Dr Anindita Majumdar Bhattacharya, Consultant Physiotherapist, Motherhood Hospitals, Bengaluru, says, “If you were physically active before pregnancy, you must continue physical workouts with a few modifications. Avoid strenuous activity and do low impact aerobics and moderate-intensity workouts, as recommended by your healthcare provider. Physical activity will also prevent backaches, boost your energy, help you sleep better, reduce constipation, swelling and bloating.” She lists a few exercises for every trimester.

Exercises During The First Trimester

Continue with your regular exercises in the first trimester to control a wide range of emotions. During the early stage of pregnancy, you might find it hard to deal with bodily changes like morning sickness and discomfort. You may also start feeling more responsible towards your health and nourishing your baby. Therefore, to maintain your health, you must perform exercises to increase cardiovascular activity for at least 120 minutes a week. Also, devote two to three days every week towards strengthening muscle groups.

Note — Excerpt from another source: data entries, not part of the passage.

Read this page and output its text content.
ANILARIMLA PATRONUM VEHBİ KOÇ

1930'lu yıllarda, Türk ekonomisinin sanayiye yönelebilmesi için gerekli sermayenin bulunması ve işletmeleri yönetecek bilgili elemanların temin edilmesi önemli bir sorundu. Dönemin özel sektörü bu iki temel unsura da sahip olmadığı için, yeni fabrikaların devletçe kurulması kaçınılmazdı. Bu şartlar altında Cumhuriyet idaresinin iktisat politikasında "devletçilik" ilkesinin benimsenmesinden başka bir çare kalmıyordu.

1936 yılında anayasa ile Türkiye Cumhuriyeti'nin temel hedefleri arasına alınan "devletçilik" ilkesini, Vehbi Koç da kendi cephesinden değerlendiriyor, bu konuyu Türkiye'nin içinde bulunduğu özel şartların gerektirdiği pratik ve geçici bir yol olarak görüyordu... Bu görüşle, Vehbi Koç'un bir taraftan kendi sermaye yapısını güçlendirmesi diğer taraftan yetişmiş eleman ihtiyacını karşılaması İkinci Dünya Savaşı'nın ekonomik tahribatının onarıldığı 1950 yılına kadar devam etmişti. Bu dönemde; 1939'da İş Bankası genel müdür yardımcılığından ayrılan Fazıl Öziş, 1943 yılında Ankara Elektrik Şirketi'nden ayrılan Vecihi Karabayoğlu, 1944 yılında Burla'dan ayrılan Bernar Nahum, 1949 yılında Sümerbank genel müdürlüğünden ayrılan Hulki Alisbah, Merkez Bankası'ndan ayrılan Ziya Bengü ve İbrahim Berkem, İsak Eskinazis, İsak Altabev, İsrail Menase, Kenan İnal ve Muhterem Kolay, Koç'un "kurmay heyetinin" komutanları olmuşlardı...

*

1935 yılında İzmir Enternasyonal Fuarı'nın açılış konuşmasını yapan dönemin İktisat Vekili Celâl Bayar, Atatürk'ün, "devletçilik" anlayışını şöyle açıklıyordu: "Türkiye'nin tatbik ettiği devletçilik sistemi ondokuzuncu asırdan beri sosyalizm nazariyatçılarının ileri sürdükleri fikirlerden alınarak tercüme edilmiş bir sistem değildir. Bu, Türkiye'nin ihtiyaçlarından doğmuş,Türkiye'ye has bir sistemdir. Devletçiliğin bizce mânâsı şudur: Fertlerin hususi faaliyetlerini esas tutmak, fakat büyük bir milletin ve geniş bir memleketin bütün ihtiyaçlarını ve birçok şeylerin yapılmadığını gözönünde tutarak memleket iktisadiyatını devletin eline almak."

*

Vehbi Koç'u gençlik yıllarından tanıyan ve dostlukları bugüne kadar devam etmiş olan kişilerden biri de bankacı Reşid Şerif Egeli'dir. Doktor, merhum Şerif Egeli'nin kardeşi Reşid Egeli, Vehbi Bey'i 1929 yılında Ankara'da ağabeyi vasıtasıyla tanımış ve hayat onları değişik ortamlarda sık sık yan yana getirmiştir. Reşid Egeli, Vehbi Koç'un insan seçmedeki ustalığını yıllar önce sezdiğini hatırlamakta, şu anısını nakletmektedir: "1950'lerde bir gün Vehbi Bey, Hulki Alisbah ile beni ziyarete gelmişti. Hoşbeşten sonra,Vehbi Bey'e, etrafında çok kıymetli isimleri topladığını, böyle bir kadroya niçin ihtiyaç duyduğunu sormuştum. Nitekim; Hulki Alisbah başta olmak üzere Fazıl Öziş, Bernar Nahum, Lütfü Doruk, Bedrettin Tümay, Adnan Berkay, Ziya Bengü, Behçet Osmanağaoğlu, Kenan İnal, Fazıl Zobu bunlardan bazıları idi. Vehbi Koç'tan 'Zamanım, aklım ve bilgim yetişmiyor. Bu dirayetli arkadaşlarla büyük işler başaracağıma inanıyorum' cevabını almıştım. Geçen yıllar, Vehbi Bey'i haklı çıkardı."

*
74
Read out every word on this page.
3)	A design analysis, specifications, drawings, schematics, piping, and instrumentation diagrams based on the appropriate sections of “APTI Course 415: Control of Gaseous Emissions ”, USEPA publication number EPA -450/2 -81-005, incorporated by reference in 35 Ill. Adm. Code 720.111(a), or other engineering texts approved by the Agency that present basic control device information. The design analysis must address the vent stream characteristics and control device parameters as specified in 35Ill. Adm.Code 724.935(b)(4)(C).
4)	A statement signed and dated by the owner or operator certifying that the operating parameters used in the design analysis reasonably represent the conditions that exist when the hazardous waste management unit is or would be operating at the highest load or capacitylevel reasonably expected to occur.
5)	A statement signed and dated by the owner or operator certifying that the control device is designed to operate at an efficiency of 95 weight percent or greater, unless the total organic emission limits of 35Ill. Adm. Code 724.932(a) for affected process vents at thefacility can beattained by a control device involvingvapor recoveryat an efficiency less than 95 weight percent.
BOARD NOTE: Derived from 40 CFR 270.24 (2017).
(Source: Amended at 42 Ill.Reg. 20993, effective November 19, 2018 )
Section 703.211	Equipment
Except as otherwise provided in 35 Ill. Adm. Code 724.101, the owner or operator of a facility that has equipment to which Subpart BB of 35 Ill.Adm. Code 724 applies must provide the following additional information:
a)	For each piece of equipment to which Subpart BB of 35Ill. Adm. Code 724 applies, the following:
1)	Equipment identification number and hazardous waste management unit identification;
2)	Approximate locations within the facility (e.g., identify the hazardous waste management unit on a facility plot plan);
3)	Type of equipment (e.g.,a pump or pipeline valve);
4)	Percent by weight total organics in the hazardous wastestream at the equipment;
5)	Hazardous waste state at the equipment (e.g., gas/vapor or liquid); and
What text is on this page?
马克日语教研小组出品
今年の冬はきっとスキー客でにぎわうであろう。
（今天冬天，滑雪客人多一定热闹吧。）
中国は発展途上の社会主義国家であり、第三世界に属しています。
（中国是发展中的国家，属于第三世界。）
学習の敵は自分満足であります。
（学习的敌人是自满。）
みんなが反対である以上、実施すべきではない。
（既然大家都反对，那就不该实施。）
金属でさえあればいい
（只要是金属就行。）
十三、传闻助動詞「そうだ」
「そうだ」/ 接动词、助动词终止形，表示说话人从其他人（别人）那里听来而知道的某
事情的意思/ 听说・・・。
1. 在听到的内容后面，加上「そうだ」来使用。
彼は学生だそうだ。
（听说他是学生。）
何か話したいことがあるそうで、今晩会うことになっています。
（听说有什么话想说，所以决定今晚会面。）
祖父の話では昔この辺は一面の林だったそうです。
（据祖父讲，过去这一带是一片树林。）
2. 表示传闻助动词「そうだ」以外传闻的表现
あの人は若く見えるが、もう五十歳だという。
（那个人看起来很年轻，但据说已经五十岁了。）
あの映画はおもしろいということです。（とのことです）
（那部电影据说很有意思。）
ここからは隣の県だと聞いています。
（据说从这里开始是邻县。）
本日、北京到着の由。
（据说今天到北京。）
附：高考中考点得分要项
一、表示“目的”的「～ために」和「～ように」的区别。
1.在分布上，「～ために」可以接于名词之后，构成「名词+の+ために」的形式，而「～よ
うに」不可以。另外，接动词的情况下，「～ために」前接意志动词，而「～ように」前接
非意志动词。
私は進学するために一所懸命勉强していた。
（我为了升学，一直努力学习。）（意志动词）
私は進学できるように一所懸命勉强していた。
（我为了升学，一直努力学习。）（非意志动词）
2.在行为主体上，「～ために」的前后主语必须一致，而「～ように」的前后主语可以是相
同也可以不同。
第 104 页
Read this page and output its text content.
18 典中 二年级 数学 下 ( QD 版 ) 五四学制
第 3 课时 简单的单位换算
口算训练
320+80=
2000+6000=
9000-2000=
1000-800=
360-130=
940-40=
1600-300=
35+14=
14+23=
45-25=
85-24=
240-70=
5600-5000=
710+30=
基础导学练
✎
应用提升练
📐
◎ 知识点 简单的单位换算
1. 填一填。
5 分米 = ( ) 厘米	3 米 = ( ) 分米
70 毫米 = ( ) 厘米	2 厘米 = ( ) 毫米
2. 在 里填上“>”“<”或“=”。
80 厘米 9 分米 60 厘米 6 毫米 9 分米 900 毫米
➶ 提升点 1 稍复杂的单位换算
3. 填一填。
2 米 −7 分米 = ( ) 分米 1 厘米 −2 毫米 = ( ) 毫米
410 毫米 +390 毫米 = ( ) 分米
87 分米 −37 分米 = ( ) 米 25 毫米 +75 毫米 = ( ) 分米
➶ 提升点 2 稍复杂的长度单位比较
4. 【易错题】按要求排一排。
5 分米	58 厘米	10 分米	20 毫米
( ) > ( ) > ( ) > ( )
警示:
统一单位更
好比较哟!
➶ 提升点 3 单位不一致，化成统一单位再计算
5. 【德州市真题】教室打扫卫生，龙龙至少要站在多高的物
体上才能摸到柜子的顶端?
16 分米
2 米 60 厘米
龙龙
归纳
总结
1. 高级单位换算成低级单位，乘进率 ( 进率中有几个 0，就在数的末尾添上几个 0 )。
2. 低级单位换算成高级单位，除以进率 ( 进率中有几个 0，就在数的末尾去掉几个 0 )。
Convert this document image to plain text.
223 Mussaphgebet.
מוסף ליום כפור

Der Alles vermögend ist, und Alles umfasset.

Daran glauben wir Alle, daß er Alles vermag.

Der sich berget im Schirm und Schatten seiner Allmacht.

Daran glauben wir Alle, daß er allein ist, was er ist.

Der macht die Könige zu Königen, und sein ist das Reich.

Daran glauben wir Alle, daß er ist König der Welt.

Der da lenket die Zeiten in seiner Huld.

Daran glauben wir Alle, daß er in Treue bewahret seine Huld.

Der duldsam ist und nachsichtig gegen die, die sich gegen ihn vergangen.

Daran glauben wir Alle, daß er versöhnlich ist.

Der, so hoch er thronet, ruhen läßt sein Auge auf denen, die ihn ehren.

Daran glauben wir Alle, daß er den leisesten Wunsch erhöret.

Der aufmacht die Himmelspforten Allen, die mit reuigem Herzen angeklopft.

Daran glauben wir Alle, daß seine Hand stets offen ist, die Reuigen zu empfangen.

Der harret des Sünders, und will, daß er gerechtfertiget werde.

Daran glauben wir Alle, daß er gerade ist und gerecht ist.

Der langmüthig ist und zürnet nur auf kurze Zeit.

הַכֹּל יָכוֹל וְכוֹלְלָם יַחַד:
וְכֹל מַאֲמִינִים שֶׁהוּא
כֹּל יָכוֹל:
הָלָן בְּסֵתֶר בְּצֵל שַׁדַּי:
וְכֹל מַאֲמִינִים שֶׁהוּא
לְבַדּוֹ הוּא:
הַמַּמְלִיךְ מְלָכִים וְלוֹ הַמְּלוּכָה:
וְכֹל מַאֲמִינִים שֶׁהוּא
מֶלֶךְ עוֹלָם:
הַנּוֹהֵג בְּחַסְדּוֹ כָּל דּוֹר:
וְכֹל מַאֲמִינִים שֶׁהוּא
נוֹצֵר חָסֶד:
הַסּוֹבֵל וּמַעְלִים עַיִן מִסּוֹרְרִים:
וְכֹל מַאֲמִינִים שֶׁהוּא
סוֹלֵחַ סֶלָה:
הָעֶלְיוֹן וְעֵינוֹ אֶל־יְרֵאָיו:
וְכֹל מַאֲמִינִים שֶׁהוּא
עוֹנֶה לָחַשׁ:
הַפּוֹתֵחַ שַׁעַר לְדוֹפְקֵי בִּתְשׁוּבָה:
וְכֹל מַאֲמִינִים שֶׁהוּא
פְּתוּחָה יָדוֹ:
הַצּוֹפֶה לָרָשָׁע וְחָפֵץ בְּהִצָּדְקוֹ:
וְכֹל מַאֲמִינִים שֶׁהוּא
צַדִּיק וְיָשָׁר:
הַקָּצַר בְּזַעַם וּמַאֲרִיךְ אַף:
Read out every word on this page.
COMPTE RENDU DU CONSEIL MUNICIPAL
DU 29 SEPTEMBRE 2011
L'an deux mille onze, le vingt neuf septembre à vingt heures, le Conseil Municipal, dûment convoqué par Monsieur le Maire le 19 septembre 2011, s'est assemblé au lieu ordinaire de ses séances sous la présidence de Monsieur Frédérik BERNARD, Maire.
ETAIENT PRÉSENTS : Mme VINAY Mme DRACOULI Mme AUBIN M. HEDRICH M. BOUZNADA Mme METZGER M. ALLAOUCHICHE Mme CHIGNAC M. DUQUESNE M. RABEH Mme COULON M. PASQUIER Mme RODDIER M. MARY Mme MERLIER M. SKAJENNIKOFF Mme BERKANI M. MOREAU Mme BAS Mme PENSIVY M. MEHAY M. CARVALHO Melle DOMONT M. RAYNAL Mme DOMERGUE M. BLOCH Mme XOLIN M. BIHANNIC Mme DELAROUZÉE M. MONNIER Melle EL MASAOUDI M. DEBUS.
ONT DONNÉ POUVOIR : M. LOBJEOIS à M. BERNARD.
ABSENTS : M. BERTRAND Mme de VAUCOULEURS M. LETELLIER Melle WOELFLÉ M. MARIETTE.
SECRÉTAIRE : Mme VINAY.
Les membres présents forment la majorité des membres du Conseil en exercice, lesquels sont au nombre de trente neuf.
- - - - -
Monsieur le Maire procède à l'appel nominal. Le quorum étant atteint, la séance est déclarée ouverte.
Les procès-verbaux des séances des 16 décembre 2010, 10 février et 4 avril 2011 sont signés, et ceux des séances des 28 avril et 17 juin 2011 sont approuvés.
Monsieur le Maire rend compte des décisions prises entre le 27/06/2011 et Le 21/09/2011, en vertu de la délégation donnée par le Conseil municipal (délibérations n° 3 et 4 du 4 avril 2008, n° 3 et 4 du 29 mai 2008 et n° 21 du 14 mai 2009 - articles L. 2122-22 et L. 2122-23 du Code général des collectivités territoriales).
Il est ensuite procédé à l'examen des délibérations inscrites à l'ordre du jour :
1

Some exercises that you can try are:

  • Half Squats

This is the best time to do some mini squats to strengthen your muscles in the lower body. You can also go for full squats in later stages of pregnancy, after your physiotherapist has given you a heads up.

  • Water Aerobics And Swimming

You can do some water aerobics and swimming to build your strength as they are low-impact. Get out of the pool the moment you feel tired. You can hire a trainer who can help you with a safe pool routine. During the COVID-19 pandemic, this may be difficult to do; caution is advised.

  • Wall Push-Ups

These will strengthen your upper body and pelvic bridging and tilting to keep your pelvic muscles strong.

 

Exercises During The Second Trimester

You can continue most of the exercises from the first trimester until you feel good and healthy during your pregnancy. However, avoid lying on your back for long periods and try some variations. Do not perform any high-impact exercises like running or jumping as you will need to be careful with your physical activity.

Some exercises that you can do during the second trimester are:

  • Stationary Cycling

Stationary cycling can build your muscle strength as it does not put any stress on your growing belly or abdomen. If it makes you feel comfortable, you can continue doing the exercise.

  • Incline Push-Ups

These can help you strengthen the chest, shoulders and triceps.

  • Mermaid Stretch

During the second trimester, you may suffer from discomfort on your diaphragm and ribs as the baby grows. To reduce the pain, mermaid stretch is the best option for you.

“You can also try different kinds of squats like half squats, wide squats and narrow squats, along with swimming and yoga. But getting the exercise prescription from a trained physiotherapist is a must,” advises Dr Bhattacharya.

Exercises During The Third Trimester

If you think you cannot exercise as you approach childbirth and labour, you are wrong. As your body starts preparing itself for childbirth, you must focus on abdominal strength. You can continue walking, doing yoga and some at-home workouts like squats, arm lifts, leg lifts and lunges. You must spend at least 30 minutes exercising every day. Some pelvic floor exercises like Kegels can help you strengthen your pelvic floor muscles, avoid urine leakage or urinary incontinence, which happens at this stage.


Exercising during pregnancy is important for both, the mother and the baby. However, listen to your body if you face any discomfort or pain. Do not push your body to do certain high-impact exercises as you should be careful. If you are unable to talk while doing exercises or feel back pain or pelvic pain, call your doctor right away to avoid any risks. Avoid watching online videos and mimicking the exercises. A thorough video consultation with your physiotherapist will help you get a safe and customised exercise plan best suited for your pregnancy.